О, доктор мой! в виде привета,
Я выскажу вам втихомолку,
Что нет на земле лазарета,
Который бы сбил меня с толку.
9 октября 1879 г. Иркутск, гражданская больница Кузнецова, 12 палата. Вечером».
«Восточное обозрение» — литературно-политическая газета, основанная писателем, ученым, общественным деятелем H. M. Ядринцевым в 1882 г. в Петербурге. В 1888 году редакция была переведена в Иркутск. Демократическую направленность издания усиливали осуществляемые на его страницах публикации редких сочинений декабристов. Так, в № 9, 23 за 1882 г. опубликовано «Переселение народов.
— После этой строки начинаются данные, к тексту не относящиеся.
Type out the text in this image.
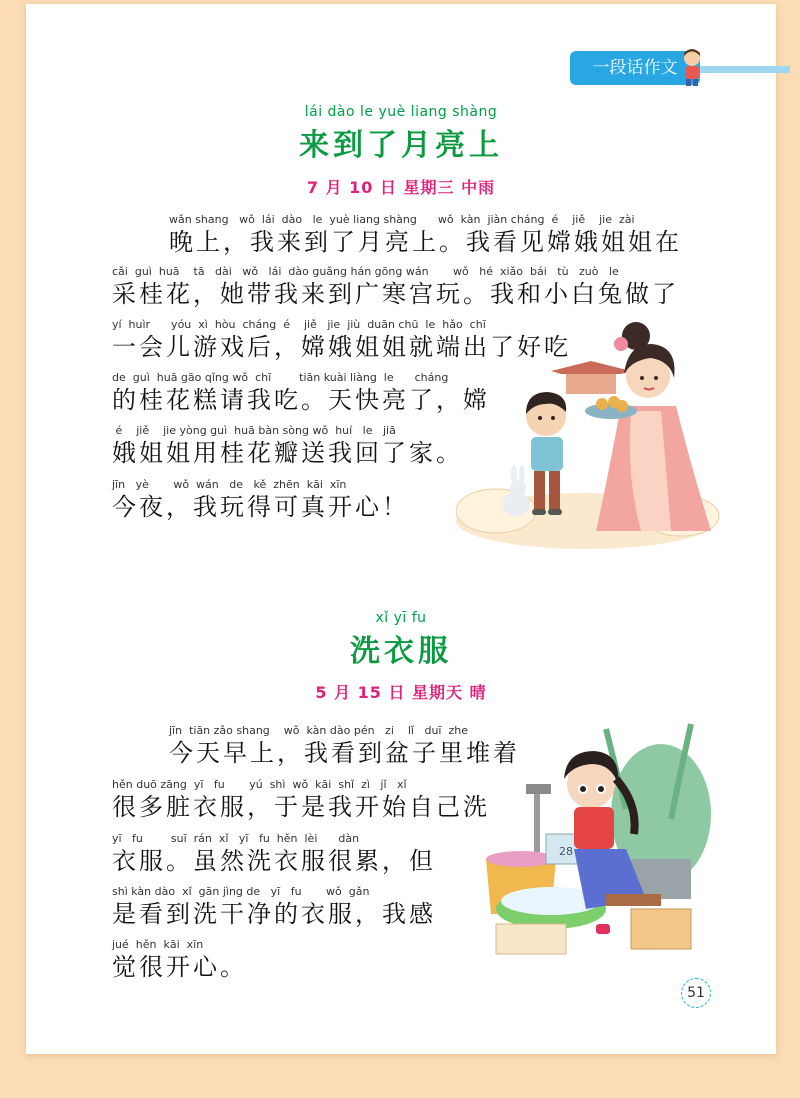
一段话作文
lái dào le yuè liang shàng
来到了月亮上
7 月 10 日 星期三 中雨
wǎn shang   wǒ  lái  dào   le  yuè liang shàng      wǒ  kàn  jiàn cháng  é    jiě    jie  zài
晚上，我来到了月亮上。我看见嫦娥姐姐在
cǎi  guì  huā    tā   dài   wǒ   lái  dào guǎng hán gōng wán       wǒ   hé  xiǎo  bái   tù   zuò   le
采桂花，她带我来到广寒宫玩。我和小白兔做了
yí  huìr      yóu  xì  hòu  cháng  é    jiě   jie  jiù  duān chū  le  hǎo  chī
一会儿游戏后，嫦娥姐姐就端出了好吃
de  guì  huā gāo qǐng wǒ  chī        tiān kuài liàng  le      cháng
的桂花糕请我吃。天快亮了，嫦
é    jiě    jie yòng guì  huā bàn sòng wǒ  huí   le   jiā
娥姐姐用桂花瓣送我回了家。
jīn   yè       wǒ  wán   de   kě  zhēn  kāi  xīn
今夜，我玩得可真开心！
xǐ yī fu
洗衣服
5 月 15 日 星期天 晴
jīn  tiān zǎo shang    wǒ  kàn dào pén   zi    lǐ   duī  zhe
今天早上，我看到盆子里堆着
hěn duō zāng  yī   fu       yú  shì  wǒ  kāi  shǐ  zì   jǐ   xǐ
很多脏衣服，于是我开始自己洗
yī   fu        suī  rán  xǐ   yī   fu  hěn  lèi      dàn
衣服。虽然洗衣服很累，但
shì kàn dào  xǐ  gān jìng de   yī   fu       wǒ  gǎn
是看到洗干净的衣服，我感
jué  hěn  kāi  xīn
觉很开心。
28
51
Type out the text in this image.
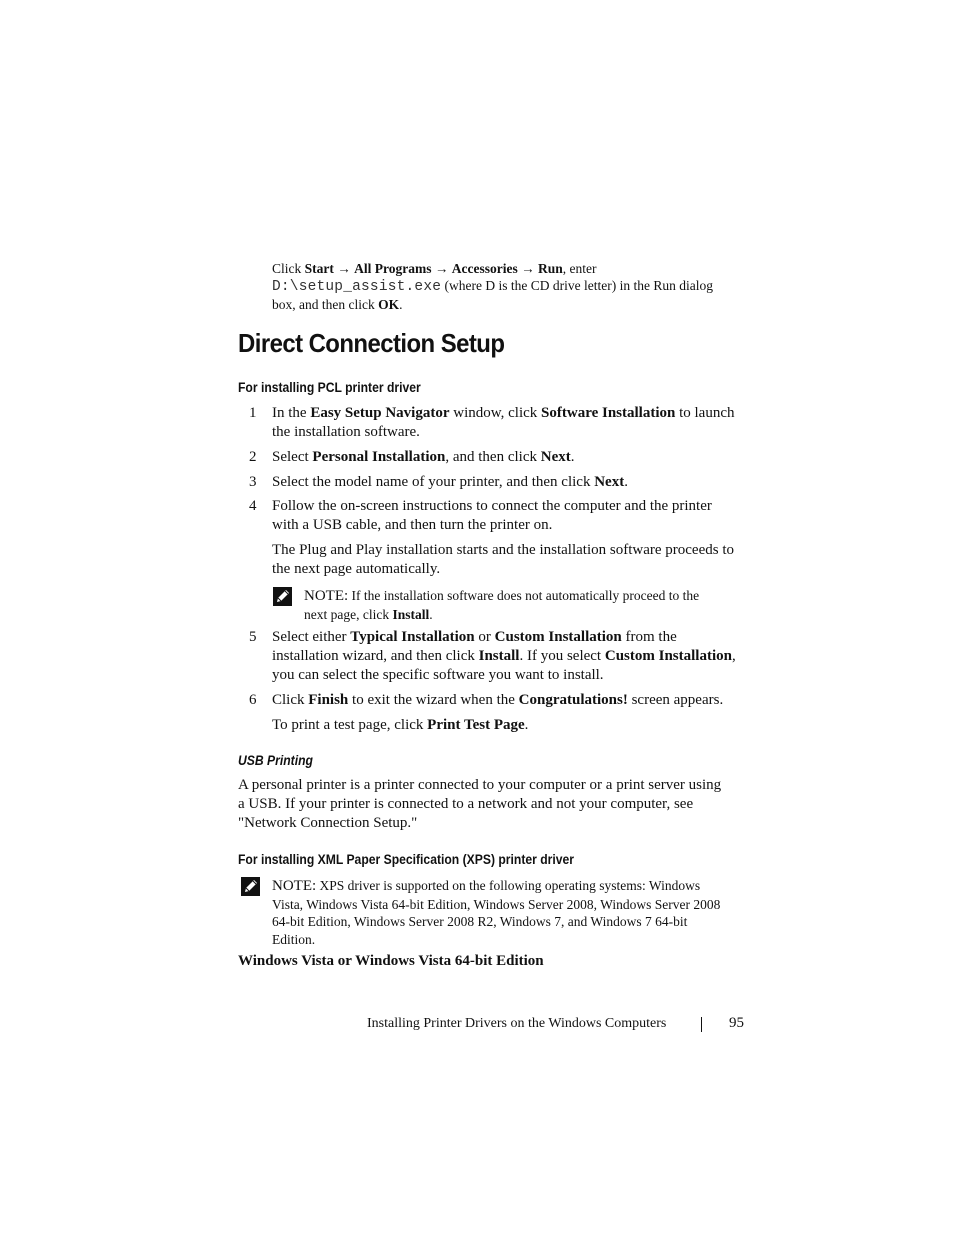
Click Start → All Programs → Accessories → Run, enter
D:\setup_assist.exe (where D is the CD drive letter) in the Run dialog
box, and then click OK.
Direct Connection Setup
For installing PCL printer driver
1 In the Easy Setup Navigator window, click Software Installation to launch
the installation software.
2 Select Personal Installation, and then click Next.
3 Select the model name of your printer, and then click Next.
4 Follow the on-screen instructions to connect the computer and the printer
with a USB cable, and then turn the printer on.
The Plug and Play installation starts and the installation software proceeds to
the next page automatically.
NOTE: If the installation software does not automatically proceed to the
next page, click Install.
5 Select either Typical Installation or Custom Installation from the
installation wizard, and then click Install. If you select Custom Installation,
you can select the specific software you want to install.
6 Click Finish to exit the wizard when the Congratulations! screen appears.
To print a test page, click Print Test Page.
USB Printing
A personal printer is a printer connected to your computer or a print server using
a USB. If your printer is connected to a network and not your computer, see
"Network Connection Setup."
For installing XML Paper Specification (XPS) printer driver
NOTE: XPS driver is supported on the following operating systems: Windows
Vista, Windows Vista 64-bit Edition, Windows Server 2008, Windows Server 2008
64-bit Edition, Windows Server 2008 R2, Windows 7, and Windows 7 64-bit
Edition.
Windows Vista or Windows Vista 64-bit Edition
Installing Printer Drivers on the Windows Computers	95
Идеальные стремления и действительность» Д. И. Завалишина. Интересный материал о И. В. Омулевском и его окружении содержат «Сибирские литературные воспоминания» (1884, № 6) и «Литературные и студенческие воспоминания сибиряка» (1884, № 20, 33) самого издателя газеты и друга писателя — H. M. Ядринцова. Из них следует, что И. В. Омулевский был знаком и часто сотрудничал с Н. А. Некрасовым, который поддержал социальную направленность его стихотворения «Солдатка», В. С. Курочкиным, Д. Д. Минаевым, слушал лекции Н. И. Костомарова. В «Восточном обозрении» (1884, № 6) увидели свет и воспоминания Н. С. Щукина «При разливе Оби». В свое время именно он ввел И. В. Омулевского в круг сибирского землячества в Петербурге, во многом способствовавший духовному формированию, гражданскому самоопределению писателя. Не прерывая связей с Сибирью, И. В. Омулевский оказывал поддержку молодым литераторам-землякам, в частности, как свидетельствует Н. М. Ядринцев, иркутскому поэту Красноперову.